Transit data. You probably use it on a daily basis, although it's through a high level interface such as the Google Maps Trip Planner. One nice outcome of commoditized transit routing applications is some standards around transit data that work across agencies. We can answer neat questions like:
- When is the bus supposed to arrive at the stop I'm at? (Obvious.)
- Is the bus late? (Less obvious, needs real-time data.)
- How often is the bus late?
- Given that the bus is late, is it going to come eventually, or is there a catastrophic failure in the system, meaning that I'll have to find an alternative route? (This happens more in San Francisco than people outside it are likely to believe.)
I'll give a quick overview of the real time data sources i'm using on a transit tracking application, live at pureinformation.net/transit-tracker
Where's the data from?
I'll talk about two sources of raw, unprocessed transit data: **GTFS**, which is provided by many agencies, as well as **NextBus**, a proprietary service which Firebase and many popular transit apps are built on.
GTFS is as dead simple as it gets - a set of CSV files. The spec is here: developers.google.com/transit/gtfs. Most of the complaining you'll find about GTFS is because it's quite low level - it's intended for scheduling and route planning purposes, and requires some massaging to create maps. If all you want is one shape per route, you may be better served by getting LineStrings out of an OpenStreetMap extract.
GTFS-Data-Exchange has a list of many GTFS sources. These usually link directly to transit agencies, who update their GTFS files periodically.
I've published a Golang library for reading GTFS data directories here: github.com/bdon/go.gtfs. It's not as full featured as some of the other GTFS readers out there, but it doesn't use any external database, is fast, and works competely in memory for most operations.
GTFS data issues for creating maps and visualizations
*Example of different scheduled services on a transit line, in this case in the morning to distribute trains evenly. Each possible trip extent is represented as a separate shape in GTFS.*
GTFS has multiple route "shapes" for service that may only cover a part of the total route. For example, the "N-Judah" route (1093) has a large number of associated Trips, each of which references one of a set of Shapes.

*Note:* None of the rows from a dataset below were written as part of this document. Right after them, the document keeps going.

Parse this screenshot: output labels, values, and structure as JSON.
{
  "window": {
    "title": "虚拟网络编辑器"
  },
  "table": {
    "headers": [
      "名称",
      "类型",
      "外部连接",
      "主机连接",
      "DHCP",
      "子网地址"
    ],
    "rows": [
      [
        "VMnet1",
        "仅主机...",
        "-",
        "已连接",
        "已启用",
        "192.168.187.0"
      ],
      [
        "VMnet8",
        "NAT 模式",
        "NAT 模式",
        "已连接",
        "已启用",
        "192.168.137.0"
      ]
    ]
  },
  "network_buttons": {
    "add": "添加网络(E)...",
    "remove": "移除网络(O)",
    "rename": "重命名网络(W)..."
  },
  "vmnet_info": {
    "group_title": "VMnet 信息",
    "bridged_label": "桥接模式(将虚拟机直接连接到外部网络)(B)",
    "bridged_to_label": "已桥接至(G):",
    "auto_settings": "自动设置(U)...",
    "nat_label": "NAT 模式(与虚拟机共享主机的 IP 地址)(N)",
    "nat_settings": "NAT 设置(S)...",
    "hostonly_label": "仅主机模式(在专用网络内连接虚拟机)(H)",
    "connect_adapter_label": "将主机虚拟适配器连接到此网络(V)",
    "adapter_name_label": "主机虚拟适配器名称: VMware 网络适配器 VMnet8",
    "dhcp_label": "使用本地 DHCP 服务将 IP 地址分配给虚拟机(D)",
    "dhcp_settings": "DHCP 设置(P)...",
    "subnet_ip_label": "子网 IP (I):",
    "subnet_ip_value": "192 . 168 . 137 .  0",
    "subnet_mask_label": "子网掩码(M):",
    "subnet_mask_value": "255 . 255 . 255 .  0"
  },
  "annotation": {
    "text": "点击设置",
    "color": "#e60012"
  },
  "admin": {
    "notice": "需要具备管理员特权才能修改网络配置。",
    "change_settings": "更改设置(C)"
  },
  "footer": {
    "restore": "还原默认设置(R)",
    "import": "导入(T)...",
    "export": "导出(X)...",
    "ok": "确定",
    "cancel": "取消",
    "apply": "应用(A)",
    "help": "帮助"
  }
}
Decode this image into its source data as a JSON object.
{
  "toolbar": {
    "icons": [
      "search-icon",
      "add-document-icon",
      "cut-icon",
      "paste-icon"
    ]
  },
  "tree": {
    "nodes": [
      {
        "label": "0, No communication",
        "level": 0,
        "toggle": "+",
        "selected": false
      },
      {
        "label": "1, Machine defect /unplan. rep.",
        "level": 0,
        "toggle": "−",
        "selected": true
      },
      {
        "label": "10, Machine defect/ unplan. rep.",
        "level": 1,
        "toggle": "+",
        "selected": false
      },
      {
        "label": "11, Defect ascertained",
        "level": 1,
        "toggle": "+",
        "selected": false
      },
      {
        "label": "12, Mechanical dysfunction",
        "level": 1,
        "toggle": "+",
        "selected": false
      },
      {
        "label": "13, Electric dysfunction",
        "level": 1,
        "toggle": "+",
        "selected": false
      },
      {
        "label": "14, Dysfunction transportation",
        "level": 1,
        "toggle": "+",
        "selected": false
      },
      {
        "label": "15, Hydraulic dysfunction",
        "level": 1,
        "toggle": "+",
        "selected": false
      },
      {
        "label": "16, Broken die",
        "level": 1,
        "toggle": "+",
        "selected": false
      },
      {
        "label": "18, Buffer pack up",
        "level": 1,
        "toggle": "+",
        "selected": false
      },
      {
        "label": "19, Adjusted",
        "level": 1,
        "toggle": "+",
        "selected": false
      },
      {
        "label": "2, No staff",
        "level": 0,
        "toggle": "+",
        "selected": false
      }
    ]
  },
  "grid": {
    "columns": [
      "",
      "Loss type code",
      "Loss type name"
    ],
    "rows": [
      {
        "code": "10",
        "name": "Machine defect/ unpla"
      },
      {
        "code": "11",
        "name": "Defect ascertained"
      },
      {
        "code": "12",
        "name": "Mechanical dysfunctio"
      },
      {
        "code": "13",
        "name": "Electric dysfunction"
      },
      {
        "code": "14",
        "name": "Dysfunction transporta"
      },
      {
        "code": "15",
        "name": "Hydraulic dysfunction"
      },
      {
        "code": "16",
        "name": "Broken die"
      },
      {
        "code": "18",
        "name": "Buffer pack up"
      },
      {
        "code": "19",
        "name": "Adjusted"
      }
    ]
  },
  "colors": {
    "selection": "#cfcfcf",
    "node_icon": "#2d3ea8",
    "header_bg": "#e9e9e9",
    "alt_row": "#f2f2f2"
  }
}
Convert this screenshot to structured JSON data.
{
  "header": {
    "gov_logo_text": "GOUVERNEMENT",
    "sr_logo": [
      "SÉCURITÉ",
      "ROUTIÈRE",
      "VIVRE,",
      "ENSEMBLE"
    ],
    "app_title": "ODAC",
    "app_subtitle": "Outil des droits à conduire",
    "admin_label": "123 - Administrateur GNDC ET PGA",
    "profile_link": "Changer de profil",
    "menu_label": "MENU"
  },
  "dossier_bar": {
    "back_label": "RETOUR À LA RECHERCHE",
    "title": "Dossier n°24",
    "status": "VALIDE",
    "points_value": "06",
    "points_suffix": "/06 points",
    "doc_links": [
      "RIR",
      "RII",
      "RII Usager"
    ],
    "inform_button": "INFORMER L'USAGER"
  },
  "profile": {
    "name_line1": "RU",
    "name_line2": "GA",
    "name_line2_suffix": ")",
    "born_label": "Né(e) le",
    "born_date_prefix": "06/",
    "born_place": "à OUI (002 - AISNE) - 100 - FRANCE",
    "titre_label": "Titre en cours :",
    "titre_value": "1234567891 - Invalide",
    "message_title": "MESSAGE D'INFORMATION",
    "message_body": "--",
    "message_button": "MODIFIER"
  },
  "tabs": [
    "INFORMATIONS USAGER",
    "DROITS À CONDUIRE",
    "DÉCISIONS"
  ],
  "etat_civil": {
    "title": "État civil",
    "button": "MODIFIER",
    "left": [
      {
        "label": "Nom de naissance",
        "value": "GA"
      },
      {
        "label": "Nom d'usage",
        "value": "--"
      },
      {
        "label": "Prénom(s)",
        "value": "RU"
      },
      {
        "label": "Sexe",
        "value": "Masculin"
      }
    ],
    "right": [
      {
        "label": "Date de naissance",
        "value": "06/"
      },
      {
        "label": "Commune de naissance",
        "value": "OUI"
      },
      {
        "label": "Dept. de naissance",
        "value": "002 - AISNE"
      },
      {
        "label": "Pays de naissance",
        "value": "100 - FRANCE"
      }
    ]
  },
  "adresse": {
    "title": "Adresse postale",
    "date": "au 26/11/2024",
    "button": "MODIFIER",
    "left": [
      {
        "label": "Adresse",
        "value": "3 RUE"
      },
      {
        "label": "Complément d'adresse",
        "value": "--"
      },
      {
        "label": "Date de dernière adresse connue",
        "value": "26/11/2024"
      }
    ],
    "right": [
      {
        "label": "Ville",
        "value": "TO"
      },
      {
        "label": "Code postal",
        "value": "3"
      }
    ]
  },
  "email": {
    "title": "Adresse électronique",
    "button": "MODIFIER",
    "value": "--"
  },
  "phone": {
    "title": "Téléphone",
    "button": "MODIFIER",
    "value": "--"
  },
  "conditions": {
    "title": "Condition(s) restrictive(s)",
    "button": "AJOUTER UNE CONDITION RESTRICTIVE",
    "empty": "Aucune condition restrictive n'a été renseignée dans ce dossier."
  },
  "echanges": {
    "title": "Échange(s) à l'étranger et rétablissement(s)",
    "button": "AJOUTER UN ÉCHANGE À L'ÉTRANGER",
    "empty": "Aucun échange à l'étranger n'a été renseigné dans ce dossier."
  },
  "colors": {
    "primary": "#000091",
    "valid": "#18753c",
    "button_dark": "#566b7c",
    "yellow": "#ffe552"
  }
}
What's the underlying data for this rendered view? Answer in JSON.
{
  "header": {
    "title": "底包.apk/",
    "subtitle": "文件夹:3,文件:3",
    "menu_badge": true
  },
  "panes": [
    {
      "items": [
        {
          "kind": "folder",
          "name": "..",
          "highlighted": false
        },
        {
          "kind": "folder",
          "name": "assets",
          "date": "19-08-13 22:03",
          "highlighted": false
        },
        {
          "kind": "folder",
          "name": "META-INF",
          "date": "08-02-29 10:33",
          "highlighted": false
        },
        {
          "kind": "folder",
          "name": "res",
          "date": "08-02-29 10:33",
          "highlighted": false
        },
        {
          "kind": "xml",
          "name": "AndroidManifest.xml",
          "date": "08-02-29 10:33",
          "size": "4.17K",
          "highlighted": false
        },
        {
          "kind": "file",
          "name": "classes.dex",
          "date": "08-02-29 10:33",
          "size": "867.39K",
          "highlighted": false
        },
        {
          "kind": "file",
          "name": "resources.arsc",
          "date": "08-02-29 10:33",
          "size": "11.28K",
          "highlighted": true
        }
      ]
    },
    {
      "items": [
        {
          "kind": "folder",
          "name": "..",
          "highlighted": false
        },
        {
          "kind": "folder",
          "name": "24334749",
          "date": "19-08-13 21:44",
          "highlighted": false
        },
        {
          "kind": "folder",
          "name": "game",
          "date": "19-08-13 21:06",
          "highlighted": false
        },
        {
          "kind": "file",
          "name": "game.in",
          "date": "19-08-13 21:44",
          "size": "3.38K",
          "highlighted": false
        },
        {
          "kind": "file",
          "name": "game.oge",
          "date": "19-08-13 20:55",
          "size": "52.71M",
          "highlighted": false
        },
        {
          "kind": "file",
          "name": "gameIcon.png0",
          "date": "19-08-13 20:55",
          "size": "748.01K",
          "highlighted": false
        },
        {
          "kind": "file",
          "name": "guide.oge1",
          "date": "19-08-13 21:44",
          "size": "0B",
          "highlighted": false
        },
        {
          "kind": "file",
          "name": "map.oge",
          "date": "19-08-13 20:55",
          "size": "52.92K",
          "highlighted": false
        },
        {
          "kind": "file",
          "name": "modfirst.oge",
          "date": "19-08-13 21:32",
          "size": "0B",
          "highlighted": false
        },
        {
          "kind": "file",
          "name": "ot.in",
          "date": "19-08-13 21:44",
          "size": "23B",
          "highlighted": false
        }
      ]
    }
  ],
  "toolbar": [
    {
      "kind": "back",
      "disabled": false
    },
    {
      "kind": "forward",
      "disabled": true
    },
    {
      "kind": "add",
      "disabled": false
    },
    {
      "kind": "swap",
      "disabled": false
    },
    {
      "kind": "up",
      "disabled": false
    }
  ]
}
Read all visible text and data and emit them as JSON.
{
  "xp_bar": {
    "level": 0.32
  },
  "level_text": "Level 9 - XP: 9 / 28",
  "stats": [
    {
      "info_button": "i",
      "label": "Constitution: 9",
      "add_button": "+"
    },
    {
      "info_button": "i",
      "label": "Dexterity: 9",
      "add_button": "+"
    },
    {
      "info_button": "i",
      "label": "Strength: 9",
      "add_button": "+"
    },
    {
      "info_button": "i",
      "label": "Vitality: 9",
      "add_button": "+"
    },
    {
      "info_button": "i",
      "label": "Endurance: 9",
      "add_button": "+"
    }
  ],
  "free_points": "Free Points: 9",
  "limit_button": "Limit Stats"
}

A simple heuristic i'm using is to use the shape with the most points as for mapping purposes. This can be done with the go.gtfs library as follows:
Determining route destination signs
*Example destination signs for the N-Judah route:*
Destination signs or "rollsigns" are the endpoints of transit routes. The foolproof way to determine these is by the endpoints of the longest route, e.g. "Ocean Beach", and "Caltrain". However, GTFS also provides a headsign field in the 'Trips' table, because destination signs may have additional information to familiarize riders - for example, "Via Downtown" to generalize the end location. The go.gtfs library also performs a bit of this legwork for you:
Determining Uptown/Outbound or Downtown/Inbound
Ideally I'd like to label trips as "Uptown/Outbound" or "Downtown/Inbound", however, this is difficult to determine programatically, and can change along the extent of a transit line. For example, MUNI light rail vehicles travel *downtown* and Northeast when west of Market Street, but also travel north in the opposite direction east of market street.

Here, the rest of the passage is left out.